Definitiv. Ich bekomme durch meinen Blog oft Mails von Frauen, die an der Unbeweglichkeit ihrer Männer scheitern. Sie resignieren schnell, weil ihr Mann einfach nicht bereit ist, Stunden zu reduzieren oder länger in Elternzeit zu gehen und übernehmen dann die Rolle der Hausfrau. Gleichzeitig bekommen sie für die Mutterrolle extrem viel Zuspruch. “Es geht nicht anders” wird so schnell zu einer akzeptierten Ausrede für beide Geschlechter. Frauen sagen häufig, wir können es uns nicht leisten, Männer ziehen sich auf die Unvereinbarkeit mit ihrem Job zurück. Ich glaube, dieses “Das macht man halt so” verhindert mehr Experimente in Sachen Rollenverteilung und Gleichberechtigung. Solange wir Mütter, die in Vollzeit arbeiten, schief anschauen und wir Väter, die lange in Elternzeit gehen wollen, als Exoten behandeln, schreckt das viele Paare ab.
Braucht es mehr Vorbilder in beide Richtungen?
Ja, Vorbilder sind wichtig und deshalb finde ich es gut, dass Väter, die viel Zeit mit ihren Kindern verbringen, auch Aufmerksamkeit und Lob dafür bekommen.
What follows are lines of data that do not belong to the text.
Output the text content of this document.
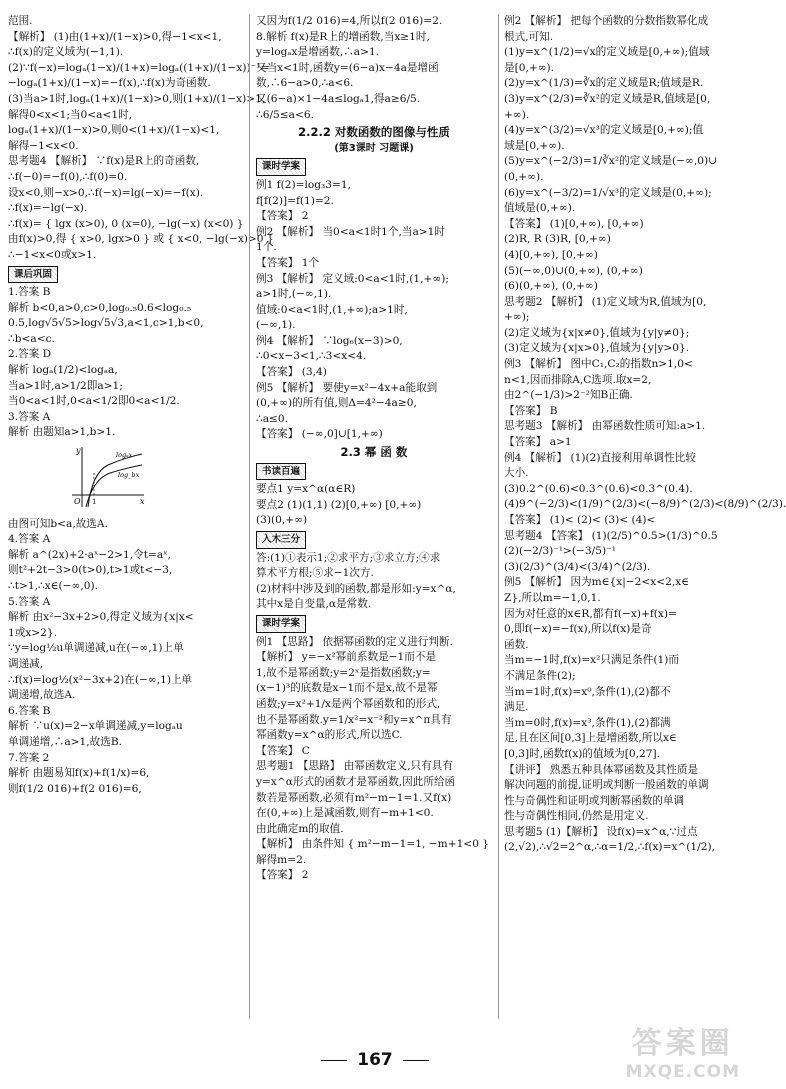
范围.
【解析】 (1)由(1+x)/(1−x)>0,得−1<x<1,
∴f(x)的定义域为(−1,1).
(2)∵f(−x)=logₐ(1−x)/(1+x)=logₐ((1+x)/(1−x))⁻¹=
−logₐ(1+x)/(1−x)=−f(x),∴f(x)为奇函数.
(3)当a>1时,logₐ(1+x)/(1−x)>0,则(1+x)/(1−x)>1,
解得0<x<1;当0<a<1时,
logₐ(1+x)/(1−x)>0,则0<(1+x)/(1−x)<1,
解得−1<x<0.
思考题4 【解析】 ∵f(x)是R上的奇函数,
∴f(−0)=−f(0),∴f(0)=0.
设x<0,则−x>0,∴f(−x)=lg(−x)=−f(x).
∴f(x)=−lg(−x).
∴f(x)= { lgx (x>0), 0 (x=0), −lg(−x) (x<0) }
由f(x)>0,得 { x>0, lgx>0 } 或 { x<0, −lg(−x)>0 }
∴−1<x<0或x>1.
课后巩固
1.答案 B
解析 b<0,a>0,c>0,log₀.₅0.6<log₀.₅
0.5,log√5√5>log√5√3,a<1,c>1,b<0,
∴b<a<c.
2.答案 D
解析 logₐ(1/2)<logₐa,
当a>1时,a>1/2即a>1;
当0<a<1时,0<a<1/2即0<a<1/2.
3.答案 A
解析 由题知a>1,b>1.
y
x
O 1
logₐx
log_bx
由图可知b<a,故选A.
4.答案 A
解析 a^(2x)+2·aˣ−2>1,令t=aˣ,
则t²+2t−3>0(t>0),t>1或t<−3,
∴t>1,∴x∈(−∞,0).
5.答案 A
解析 由x²−3x+2>0,得定义域为{x|x<
1或x>2}.
∵y=log½u单调递减,u在(−∞,1)上单
调递减,
∴f(x)=log½(x²−3x+2)在(−∞,1)上单
调递增,故选A.
6.答案 B
解析 ∵u(x)=2−x单调递减,y=logₐu
单调递增,∴a>1,故选B.
7.答案 2
解析 由题易知f(x)+f(1/x)=6,
则f(1/2 016)+f(2 016)=6,
又因为f(1/2 016)=4,所以f(2 016)=2.
8.解析 f(x)是R上的增函数,当x≥1时,
y=logₐx是增函数,∴a>1.
又当x<1时,函数y=(6−a)x−4a是增函
数,∴6−a>0,∴a<6.
又(6−a)×1−4a≤logₐ1,得a≥6/5.
∴6/5≤a<6.
2.2.2 对数函数的图像与性质
(第3课时 习题课)
课时学案
例1 f(2)=log₃3=1,
f[f(2)]=f(1)=2.
【答案】 2
例2 【解析】 当0<a<1时1个,当a>1时
1个.
【答案】 1个
例3 【解析】 定义域:0<a<1时,(1,+∞);
a>1时,(−∞,1).
值域:0<a<1时,(1,+∞);a>1时,
(−∞,1).
例4 【解析】 ∵log₆(x−3)>0,
∴0<x−3<1,∴3<x<4.
【答案】 (3,4)
例5 【解析】 要使y=x²−4x+a能取到
(0,+∞)的所有值,则Δ=4²−4a≥0,
∴a≤0.
【答案】 (−∞,0]∪[1,+∞)
2.3 幂 函 数
书读百遍
要点1 y=x^α(α∈R)
要点2 (1)(1,1) (2)[0,+∞) [0,+∞)
(3)(0,+∞)
入木三分
答:(1)①表示1;②求平方;③求立方;④求
算术平方根;⑤求−1次方.
(2)材料中涉及到的函数,都是形如:y=x^α,
其中x是自变量,α是常数.
课时学案
例1 【思路】 依据幂函数的定义进行判断.
【解析】 y=−x²幂前系数是−1而不是
1,故不是幂函数;y=2ˣ是指数函数;y=
(x−1)³的底数是x−1而不是x,故不是幂
函数;y=x²+1/x是两个幂函数和的形式,
也不是幂函数.y=1/x²=x⁻²和y=x^π具有
幂函数y=x^α的形式,所以选C.
【答案】 C
思考题1 【思路】 由幂函数定义,只有具有
y=x^α形式的函数才是幂函数,因此所给函
数若是幂函数,必须有m²−m−1=1.又f(x)
在(0,+∞)上是减函数,则有−m+1<0.
由此确定m的取值.
【解析】 由条件知 { m²−m−1=1, −m+1<0 }
解得m=2.
【答案】 2
例2 【解析】 把每个函数的分数指数幂化成
根式,可知.
(1)y=x^(1/2)=√x的定义域是[0,+∞);值域
是[0,+∞).
(2)y=x^(1/3)=∛x的定义域是R;值域是R.
(3)y=x^(2/3)=∛x²的定义域是R,值域是[0,
+∞).
(4)y=x^(3/2)=√x³的定义域是[0,+∞);值
域是[0,+∞).
(5)y=x^(−2/3)=1/∛x²的定义域是(−∞,0)∪
(0,+∞).
(6)y=x^(−3/2)=1/√x³的定义域是(0,+∞);
值域是(0,+∞).
【答案】 (1)[0,+∞), [0,+∞)
(2)R, R (3)R, [0,+∞)
(4)[0,+∞), [0,+∞)
(5)(−∞,0)∪(0,+∞), (0,+∞)
(6)(0,+∞), (0,+∞)
思考题2 【解析】 (1)定义域为R,值域为[0,
+∞);
(2)定义域为{x|x≠0},值域为{y|y≠0};
(3)定义域为{x|x>0},值域为{y|y>0}.
例3 【解析】 图中C₁,C₂的指数n>1,0<
n<1,因而排除A,C选项.取x=2,
由2^(−1/3)>2⁻²知B正确.
【答案】 B
思考题3 【解析】 由幂函数性质可知:a>1.
【答案】 a>1
例4 【解析】 (1)(2)直接利用单调性比较
大小.
(3)0.2^(0.6)<0.3^(0.6)<0.3^(0.4).
(4)9^(−2/3)<(1/9)^(2/3)<(−8/9)^(2/3)<(8/9)^(2/3).
【答案】 (1)< (2)< (3)< (4)<
思考题4 【答案】 (1)(2/5)^0.5>(1/3)^0.5
(2)(−2/3)⁻¹>(−3/5)⁻¹
(3)(2/3)^(3/4)<(3/4)^(2/3).
例5 【解析】 因为m∈{x|−2<x<2,x∈
Z},所以m=−1,0,1.
因为对任意的x∈R,都有f(−x)+f(x)=
0,即f(−x)=−f(x),所以f(x)是奇
函数.
当m=−1时,f(x)=x²只满足条件(1)而
不满足条件(2);
当m=1时,f(x)=x⁰,条件(1),(2)都不
满足.
当m=0时,f(x)=x³,条件(1),(2)都满
足,且在区间[0,3]上是增函数,所以x∈
[0,3]时,函数f(x)的值域为[0,27].
【讲评】 熟悉五种具体幂函数及其性质是
解决问题的前提,证明或判断一般函数的单调
性与奇偶性和证明或判断幂函数的单调
性与奇偶性相同,仍然是用定义.
思考题5 (1)【解析】 设f(x)=x^α,∵过点
(2,√2),∴√2=2^α,∴α=1/2,∴f(x)=x^(1/2),
167	答案圈
MXQE.COM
Das überzeugt vielleicht auch andere Männer, ihrem Vorbild zu folgen. Gleichzeitig muss bald der nächste emanzipatorische Schritt folgen und zwar die Selbstverständlichkeit. Und davon sind wir noch weit entfernt. Wenn meine Frau und ich zusammen beim Kinderarzt sind, spricht der Arzt am meisten mit meiner Frau, obwohl er weiß, dass ich gerade zu Hause bin. Er geht einfach davon aus, dass meine Frau mehr über meinen Sohn und seine Entwicklung weiß. Vollzeitarbeitende Mütter wird es in vielen Situationen ganz ähnlich gehen – allerdings fehlen mir da ein wenig die Einblicke.
Heiner Fischer, Jahrgang 1983, lebt er mit seiner Frau und den beiden Kindern in Krefeld und bloggt über die Themen Vaterschaft, Vereinbarkeit von Familie & Beruf und Hochsensibilität.